Miranda stood in the attic surrounded by cobwebs and old cardboard boxes. Dust balls itched her nose, and the cold, damp air made her shiver. Aunt Minna was on her knees hunched over an open box. “I thought since you’re here, you might as well get some of your things,” she said. “I’ll box them up for you. If you can’t get it all on the plane, we can mail everything before you leave.” She held up a doll with orange matted hair and no clothes. It winked, its left eye stuck shut. “Was this one yours or Elizabeth’s?”
“Elizabeth’s,” said Miranda. “The head fell off mine. We threw her out.”
Miranda had broken the head off her doll in a rageful fit when she was seven. She was in her room stifling an outburst, the reason for which she couldn’t remember now. A scream gathered inside her. She pounded her bed with her fists until her wrists hurt. She spotted her doll lying on her pillow next to a small brush and comb from earlier that day when she and Elizabeth had been playing beauty parlor with their matching dolls. Miranda’s lay on its back, its eyes stuck in a stare at the ceiling. Stupid doll, she thought. Laying there, doing nothing. She grabbed the doll by the legs, banged the back of its head on the wooden bed frame until it popped off and rolled across the floor, its dead stare aimed at Miranda. She cried and cried, did her best to reattach the head to the body. I’msorryI’msorryI’msorry.

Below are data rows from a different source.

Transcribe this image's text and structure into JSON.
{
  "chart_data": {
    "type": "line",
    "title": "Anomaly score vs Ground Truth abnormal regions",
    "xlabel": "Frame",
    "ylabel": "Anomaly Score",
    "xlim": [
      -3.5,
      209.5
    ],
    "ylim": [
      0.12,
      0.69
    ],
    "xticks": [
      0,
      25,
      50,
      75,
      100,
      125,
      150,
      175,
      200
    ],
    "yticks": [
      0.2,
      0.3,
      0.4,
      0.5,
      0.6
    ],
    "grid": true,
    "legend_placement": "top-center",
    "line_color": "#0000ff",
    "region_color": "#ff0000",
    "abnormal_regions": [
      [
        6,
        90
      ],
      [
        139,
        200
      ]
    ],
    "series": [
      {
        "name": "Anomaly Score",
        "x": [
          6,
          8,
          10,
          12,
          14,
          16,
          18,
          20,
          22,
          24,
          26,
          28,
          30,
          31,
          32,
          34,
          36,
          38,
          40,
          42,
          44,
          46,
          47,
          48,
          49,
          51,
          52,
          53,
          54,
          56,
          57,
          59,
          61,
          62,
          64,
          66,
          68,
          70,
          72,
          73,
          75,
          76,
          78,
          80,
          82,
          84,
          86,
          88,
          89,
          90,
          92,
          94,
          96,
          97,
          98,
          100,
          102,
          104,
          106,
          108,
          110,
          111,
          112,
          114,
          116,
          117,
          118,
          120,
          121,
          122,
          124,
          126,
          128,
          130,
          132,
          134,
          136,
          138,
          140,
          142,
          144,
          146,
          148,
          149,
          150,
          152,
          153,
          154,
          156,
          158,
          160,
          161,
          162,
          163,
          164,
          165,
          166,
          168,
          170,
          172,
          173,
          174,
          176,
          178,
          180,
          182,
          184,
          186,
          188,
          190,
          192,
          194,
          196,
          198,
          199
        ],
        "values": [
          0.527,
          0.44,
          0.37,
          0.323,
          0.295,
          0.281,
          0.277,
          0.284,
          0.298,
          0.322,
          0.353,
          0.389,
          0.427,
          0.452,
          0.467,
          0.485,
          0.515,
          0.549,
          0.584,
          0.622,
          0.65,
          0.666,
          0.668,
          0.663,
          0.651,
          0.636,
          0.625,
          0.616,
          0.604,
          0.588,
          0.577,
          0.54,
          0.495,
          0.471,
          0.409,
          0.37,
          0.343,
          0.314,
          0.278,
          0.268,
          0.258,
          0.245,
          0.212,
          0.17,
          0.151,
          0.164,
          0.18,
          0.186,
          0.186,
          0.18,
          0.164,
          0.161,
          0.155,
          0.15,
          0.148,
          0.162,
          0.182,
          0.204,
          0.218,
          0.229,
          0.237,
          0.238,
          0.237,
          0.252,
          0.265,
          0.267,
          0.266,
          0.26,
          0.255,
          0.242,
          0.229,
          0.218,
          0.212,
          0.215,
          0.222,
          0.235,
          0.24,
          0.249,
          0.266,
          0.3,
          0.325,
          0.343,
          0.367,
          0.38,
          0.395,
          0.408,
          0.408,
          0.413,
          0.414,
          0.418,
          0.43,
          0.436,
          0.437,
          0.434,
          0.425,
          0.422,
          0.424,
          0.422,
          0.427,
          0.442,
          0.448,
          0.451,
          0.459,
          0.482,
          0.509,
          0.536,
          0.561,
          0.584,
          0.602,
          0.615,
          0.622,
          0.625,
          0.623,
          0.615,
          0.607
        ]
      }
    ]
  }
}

Though Miranda couldn’t name it as such, the incident embedded a deep, searing shame in her, and it stayed with her, hidden beneath other unidentified emotions, tucked in her many layers. It was the same feeling she’d had when Aunt Minna found her and David “playing doctor” behind the chicken coop, or when Uncle Frank found her pressing her young body against Jack, the hired help, ten years her senior.
Now, it crept up on her, slow and gradual, the way day turns to night. Standing there in the attic, Miranda shrunk. Her edges shriveled, leaving her tiny and new inside.
Aunt Minna opened more boxes, retrieving baby hats and sweaters, small books, crayon drawings of stick figures with I LOVE YOU scrawled by a shaky hand. Inside one box with MIRANDA written across the corner of a flap, they found an old, broken Oriental fan Miranda hadn’t been able to throw away for some sentimental reason she couldn’t remember now, a plastic change purse full of fake foreign coins, a pop bead necklace, a 1973 calendar saved with the intent to frame the pictures of mountains, and the kaleidoscope Uncle Frank won at the Illinois State Fair in Canton the summer Miranda was nine.
She pulled the black cylinder from the bottom of the box and put it to her eye. The light from the bare overhead bulb was too dim to illuminate the colored chips inside.
“You just loved that thing,” said Aunt Minna.
Miranda moved to the window at the far end of the attic, passing through a spider’s web. She dragged the sticky strands from her hair and off her face and wiped them on her jeans. At the window, she put the tube to her eye and turned it. The plastic jewels tumbled against each other, taking shape, then changing again with the slightest move. Their colors were not as luxurious as she had remembered from years before when she sat on her bed until daylight disappeared, mesmerized by the changing colorful designs that formed and fell away. She thought it unfortunate that we can’t bottle moments of pleasure from our childhoods to consume years down the road when we need them because she could use something like that now.
She held her stomach, and a heavy pressing ache in her head grew. “I don’t feel very well,” she said. “I think I need to lie down.”